Reputation: 3
Hi I am trying to change all my column names to different names and then convert all my column vectors which hold negative values to NA. I got the second part right but for some reason I am unable to properly change the column names to different names. This is my code; note that mscr is the csv with the column names I wish to change; I just rename it to df2. Thank you for your time and help.
df2 <- mscr %>%
rename(
caseid = R0000100,
children2000 = R6389600
)
df2 <- mscr
df2[df2 < 0] <- NA
Upvotes: 0
Views: 177
Reputation: 160447
I might be misunderstanding, but I think what you're doing is renaming the columns (successfully), and then over-writing the newly-renamed data with the original. That is,
df2 <- mscr %>% rename(...)
is correct, and the names should then be changed. The moment you then do
df2 <- msvr
before you then replace non-positive values, you revert any changes you made.
rename
(and just about every "verb" function in dplyr
and many in R) operates solely in a functional manner, which means the input data is completely unchanged. If it were changed in-place, this would be "side effect", and antithetic to the "normal/idiomatic way" to do things in R.
Try this:
library(dplyr)
df2 <- mscr %>%
rename(
caseid = R0000100,
children2000 = R6389600
) %>%
mutate(across(everything(), ~ if_else(. < 0, .[NA], .)))

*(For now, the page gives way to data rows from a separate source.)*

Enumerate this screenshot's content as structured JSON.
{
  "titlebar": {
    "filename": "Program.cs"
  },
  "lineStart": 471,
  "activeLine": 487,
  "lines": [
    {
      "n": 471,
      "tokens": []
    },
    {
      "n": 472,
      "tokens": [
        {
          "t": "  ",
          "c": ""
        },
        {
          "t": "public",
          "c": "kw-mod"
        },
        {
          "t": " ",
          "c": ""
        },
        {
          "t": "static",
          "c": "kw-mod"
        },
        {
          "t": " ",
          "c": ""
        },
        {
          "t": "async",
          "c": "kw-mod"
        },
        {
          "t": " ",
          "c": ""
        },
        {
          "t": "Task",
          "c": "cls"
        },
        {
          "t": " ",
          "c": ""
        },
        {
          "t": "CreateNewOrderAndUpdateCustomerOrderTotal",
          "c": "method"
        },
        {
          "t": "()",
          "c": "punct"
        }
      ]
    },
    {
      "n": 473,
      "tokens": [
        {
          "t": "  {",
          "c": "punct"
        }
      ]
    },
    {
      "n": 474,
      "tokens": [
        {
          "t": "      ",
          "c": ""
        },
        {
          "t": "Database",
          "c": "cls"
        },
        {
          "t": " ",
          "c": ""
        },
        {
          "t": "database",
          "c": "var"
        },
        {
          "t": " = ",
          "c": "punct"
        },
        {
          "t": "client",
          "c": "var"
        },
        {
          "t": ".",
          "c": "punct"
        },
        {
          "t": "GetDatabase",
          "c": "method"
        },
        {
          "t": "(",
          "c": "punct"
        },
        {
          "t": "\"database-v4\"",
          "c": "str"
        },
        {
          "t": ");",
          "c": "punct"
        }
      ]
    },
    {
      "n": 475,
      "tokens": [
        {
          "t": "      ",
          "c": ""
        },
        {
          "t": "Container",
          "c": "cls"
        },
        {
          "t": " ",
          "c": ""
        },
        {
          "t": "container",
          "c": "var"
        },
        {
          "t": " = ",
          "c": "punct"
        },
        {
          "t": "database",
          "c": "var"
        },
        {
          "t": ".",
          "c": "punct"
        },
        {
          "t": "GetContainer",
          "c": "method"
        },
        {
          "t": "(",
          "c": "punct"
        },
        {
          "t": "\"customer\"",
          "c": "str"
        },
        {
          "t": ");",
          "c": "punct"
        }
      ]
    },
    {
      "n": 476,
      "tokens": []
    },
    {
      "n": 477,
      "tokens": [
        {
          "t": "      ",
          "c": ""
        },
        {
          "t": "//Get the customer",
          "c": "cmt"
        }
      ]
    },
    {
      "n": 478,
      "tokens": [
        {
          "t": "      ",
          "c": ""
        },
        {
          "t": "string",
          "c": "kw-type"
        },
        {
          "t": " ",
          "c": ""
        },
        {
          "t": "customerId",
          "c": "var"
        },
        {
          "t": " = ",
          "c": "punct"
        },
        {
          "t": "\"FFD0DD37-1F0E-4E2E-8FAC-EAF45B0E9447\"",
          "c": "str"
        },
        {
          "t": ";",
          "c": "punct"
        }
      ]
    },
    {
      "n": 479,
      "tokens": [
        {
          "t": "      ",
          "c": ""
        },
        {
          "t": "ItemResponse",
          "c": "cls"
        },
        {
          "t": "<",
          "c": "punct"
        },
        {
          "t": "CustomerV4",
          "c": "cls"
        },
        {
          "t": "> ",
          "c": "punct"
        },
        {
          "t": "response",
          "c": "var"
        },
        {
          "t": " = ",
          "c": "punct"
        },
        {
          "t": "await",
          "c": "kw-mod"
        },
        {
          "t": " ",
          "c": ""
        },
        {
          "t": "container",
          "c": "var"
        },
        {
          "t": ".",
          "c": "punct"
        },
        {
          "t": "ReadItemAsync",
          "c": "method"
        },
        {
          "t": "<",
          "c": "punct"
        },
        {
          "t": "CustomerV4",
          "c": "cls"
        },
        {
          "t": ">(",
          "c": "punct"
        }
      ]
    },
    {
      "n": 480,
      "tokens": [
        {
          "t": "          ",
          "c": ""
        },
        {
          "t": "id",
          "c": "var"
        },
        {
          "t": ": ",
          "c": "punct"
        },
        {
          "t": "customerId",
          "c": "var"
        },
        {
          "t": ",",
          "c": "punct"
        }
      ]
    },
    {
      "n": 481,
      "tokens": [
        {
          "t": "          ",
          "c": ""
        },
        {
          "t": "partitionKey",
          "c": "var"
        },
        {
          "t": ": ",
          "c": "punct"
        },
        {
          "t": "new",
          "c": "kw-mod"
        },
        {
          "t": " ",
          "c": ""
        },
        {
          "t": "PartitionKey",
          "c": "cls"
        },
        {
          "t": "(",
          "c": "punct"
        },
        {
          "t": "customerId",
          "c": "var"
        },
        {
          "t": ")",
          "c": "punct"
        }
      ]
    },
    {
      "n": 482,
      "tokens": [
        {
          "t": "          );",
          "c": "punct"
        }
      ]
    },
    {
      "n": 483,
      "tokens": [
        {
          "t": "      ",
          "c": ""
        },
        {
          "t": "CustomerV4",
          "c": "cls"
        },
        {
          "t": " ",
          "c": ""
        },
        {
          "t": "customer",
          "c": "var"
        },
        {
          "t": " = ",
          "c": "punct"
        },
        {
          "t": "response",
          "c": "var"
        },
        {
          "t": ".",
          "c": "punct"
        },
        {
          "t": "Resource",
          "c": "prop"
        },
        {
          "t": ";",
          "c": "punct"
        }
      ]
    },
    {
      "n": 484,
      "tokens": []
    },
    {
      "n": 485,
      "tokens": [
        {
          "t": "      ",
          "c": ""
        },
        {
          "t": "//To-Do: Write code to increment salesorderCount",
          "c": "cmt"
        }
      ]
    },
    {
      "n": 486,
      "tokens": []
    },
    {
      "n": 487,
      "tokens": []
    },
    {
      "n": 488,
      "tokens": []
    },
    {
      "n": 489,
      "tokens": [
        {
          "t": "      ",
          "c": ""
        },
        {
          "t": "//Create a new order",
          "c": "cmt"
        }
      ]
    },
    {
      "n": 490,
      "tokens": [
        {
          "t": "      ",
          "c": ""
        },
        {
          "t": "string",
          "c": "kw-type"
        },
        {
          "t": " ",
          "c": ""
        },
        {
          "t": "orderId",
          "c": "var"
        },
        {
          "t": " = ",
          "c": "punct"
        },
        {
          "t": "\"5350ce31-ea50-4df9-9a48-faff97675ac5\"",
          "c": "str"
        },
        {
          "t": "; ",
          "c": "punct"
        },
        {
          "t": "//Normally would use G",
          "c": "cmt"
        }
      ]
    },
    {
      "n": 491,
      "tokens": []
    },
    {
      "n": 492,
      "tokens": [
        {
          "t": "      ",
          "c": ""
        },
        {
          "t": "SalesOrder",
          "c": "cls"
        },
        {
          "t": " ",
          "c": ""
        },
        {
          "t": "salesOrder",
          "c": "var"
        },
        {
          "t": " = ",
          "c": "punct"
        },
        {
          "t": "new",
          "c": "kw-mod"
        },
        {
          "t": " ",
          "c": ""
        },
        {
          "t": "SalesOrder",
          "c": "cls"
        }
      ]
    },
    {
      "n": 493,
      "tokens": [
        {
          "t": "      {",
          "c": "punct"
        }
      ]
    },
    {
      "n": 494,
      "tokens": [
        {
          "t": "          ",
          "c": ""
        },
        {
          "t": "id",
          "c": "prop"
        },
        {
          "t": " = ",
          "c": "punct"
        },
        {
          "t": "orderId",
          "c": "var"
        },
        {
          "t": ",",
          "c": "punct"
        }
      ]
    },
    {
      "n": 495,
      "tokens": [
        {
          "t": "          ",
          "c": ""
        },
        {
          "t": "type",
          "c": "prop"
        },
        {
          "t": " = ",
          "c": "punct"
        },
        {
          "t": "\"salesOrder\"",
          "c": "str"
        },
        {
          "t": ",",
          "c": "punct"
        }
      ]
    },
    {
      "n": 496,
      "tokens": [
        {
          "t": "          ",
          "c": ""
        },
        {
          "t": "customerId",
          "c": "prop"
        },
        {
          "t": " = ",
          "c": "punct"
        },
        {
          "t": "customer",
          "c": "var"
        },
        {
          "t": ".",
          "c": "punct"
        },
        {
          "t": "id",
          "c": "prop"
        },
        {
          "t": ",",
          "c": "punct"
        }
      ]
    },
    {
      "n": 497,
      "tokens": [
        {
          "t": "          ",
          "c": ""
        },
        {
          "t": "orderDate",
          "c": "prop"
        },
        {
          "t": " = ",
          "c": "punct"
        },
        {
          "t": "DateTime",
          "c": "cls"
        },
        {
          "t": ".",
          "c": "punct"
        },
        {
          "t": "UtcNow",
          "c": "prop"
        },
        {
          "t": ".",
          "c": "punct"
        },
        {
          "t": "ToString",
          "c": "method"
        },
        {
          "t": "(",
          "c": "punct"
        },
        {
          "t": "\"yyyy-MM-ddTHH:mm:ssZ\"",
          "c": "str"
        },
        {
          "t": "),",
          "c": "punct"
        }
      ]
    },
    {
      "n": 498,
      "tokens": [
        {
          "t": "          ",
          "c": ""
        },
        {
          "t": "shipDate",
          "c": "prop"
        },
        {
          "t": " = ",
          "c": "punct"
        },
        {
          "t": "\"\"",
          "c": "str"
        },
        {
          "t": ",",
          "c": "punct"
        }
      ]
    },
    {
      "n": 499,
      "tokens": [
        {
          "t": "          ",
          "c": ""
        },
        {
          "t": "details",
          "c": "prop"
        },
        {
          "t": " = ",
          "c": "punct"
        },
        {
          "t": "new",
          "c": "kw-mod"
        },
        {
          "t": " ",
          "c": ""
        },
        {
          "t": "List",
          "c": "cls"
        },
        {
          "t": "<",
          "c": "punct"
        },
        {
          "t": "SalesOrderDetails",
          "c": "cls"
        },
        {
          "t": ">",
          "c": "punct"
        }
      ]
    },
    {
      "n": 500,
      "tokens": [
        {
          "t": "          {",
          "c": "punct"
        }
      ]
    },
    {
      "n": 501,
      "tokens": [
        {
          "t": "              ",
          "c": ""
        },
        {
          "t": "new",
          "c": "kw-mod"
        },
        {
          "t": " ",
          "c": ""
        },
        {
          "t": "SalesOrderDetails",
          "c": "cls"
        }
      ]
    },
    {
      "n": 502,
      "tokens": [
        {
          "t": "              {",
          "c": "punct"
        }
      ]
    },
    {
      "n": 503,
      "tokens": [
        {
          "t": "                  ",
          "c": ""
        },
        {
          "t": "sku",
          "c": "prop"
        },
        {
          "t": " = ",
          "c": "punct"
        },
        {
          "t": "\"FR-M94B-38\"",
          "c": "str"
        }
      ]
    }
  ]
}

One would normally want to use just NA
, but since NA
is technically a logical
class, and I'm inferring that your data is numeric
or integer
, we need to get the right class. One option is to do this step individually for numeric
and then integer
columns, for which we would use NA_real_
and NA_integer_
, respectively. However, .[NA]
in this case will give the NA
classed the same as the original column data.
Upvotes: 1